Tomé asiento para acomodarme, mientras escuchaba uno de los 300 programas de Dolina que recientemente, en un ataque de fanatismo intensificado, baje a mi teléfono. A mi lado danzó una imagen algo bizarra, pero luego de la semana, el cansancio y aquellos impulsos erotistas poco mesurables, me dispuse a inspeccionar por inercia deportiva las curvas recientemente adquirientes de un boleto con monto incierto.


Me llevó pocos segundos el darme cuenta que se trataba de una mujer (señora, sostendría por educación, pero dudo de su estado civil más que de la virtud literaria de Paulo Cohelo); se posó sobre el soporte metálico para personas con dificultades móviles - devenidos por el uso general de la población en semiasientos poco confortables - y me comenzó a mirar fijo con una mueca poblada de ternura. No me escudriñaba a mi, ni a mi incipiente belleza -calificada y clasificada por resignación sociológica (no es que sea lindo, es que de tanto tratar capaz que me convencí un poquito). Sino que cobró interés por los 6 claveles regordetes envueltos en una circunferencia plástica. Y en que podían significar. Tal vez…
Una declaración destinada a quedar en la memoria de un matrimonio eterno, casi interminable; un pedido de hospital para un enfermo querido; un recuerdo, el oasis de un día desértico en el cual, por más espejismos que pudieran aparecer, por más tormentas de arena que nos cegaran la vista y el corazón, aún nos arrastraban a comprar un ramo de rosas por la primavera, el color o la razón de la expresión y su eterno salvataje de la rutina imparcialmente salvaje de nuestro existir.
Un recuerdo de una historia que no fue. Una gentileza a una compañera de habitación. Una mentira piadosa. Un crédito fiscal en el balance siempre dibujable y pocas veces presentable de una relación. O simplemente un sueño en forja.

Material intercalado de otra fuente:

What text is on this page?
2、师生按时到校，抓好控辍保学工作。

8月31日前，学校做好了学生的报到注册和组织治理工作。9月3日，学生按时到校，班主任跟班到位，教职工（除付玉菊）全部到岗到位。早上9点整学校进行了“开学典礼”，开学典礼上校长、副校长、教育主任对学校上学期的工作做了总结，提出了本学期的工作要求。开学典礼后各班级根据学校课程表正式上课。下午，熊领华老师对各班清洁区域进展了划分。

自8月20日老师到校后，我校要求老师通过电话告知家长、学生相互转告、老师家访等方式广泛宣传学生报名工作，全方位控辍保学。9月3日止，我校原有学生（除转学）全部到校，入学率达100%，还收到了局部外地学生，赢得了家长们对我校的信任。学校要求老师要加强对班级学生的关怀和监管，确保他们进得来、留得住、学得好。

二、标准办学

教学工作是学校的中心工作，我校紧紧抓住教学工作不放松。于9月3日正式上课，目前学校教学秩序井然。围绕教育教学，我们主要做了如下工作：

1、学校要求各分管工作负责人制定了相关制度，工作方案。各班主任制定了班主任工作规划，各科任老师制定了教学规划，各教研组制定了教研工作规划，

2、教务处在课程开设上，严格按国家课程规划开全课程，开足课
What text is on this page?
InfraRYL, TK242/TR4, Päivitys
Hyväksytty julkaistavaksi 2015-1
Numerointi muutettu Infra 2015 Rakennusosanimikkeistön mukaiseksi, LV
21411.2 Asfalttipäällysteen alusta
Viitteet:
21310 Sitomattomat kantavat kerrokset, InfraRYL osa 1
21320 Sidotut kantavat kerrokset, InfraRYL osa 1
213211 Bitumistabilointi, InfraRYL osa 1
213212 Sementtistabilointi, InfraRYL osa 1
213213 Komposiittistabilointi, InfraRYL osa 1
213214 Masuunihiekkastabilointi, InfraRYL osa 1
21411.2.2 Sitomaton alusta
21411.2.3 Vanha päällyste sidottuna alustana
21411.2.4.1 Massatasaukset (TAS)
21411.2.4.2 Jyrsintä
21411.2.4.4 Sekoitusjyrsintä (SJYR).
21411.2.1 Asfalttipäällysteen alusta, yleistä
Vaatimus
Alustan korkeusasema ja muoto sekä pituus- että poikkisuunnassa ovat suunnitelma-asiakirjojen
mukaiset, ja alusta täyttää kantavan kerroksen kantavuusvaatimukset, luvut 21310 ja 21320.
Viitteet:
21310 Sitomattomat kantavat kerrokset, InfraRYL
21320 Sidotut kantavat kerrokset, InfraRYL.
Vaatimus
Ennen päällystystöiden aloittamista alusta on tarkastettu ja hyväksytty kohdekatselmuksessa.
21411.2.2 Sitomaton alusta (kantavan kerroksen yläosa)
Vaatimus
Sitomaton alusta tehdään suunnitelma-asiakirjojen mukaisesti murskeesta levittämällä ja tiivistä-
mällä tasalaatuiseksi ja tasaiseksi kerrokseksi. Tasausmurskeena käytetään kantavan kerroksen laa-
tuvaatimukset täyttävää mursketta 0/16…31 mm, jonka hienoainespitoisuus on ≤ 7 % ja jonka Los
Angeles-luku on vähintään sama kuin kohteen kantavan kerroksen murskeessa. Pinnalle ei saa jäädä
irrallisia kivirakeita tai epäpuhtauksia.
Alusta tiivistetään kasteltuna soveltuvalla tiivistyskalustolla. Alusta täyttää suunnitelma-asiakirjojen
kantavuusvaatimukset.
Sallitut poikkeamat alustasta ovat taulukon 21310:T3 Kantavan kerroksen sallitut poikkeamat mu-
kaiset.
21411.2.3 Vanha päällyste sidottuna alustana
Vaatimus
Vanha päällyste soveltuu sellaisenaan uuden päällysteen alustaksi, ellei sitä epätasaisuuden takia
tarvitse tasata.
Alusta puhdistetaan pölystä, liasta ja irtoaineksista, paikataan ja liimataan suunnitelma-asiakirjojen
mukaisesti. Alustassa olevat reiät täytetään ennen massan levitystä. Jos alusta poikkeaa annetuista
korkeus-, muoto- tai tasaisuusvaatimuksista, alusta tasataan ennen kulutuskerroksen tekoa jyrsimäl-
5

Y yo me sentí que todavía quedan personas impresionables en el mundo, empezando por mí. Y se respeta, con una sonrisa, con una pequeña caricia al alma aquellos hombres que entendemos que las mujeres, algunas más, otras menos, algunas mucho otras poco, merecen flores, pétalos y, por sobre todo, sea quien sea la homenajeada, merecen un desfile épico con ramo en mano diciéndole al mundo que la vieja escuela, no cerro, no está de paro, no está tomada, no fue desvirtuada, ni desdoblada, ni intervenida, ni sujeta a plebiscito, ni refutada en 678, o cuestionada en TN. La vieja escuela no se negocia, no se entrega y no se rinde.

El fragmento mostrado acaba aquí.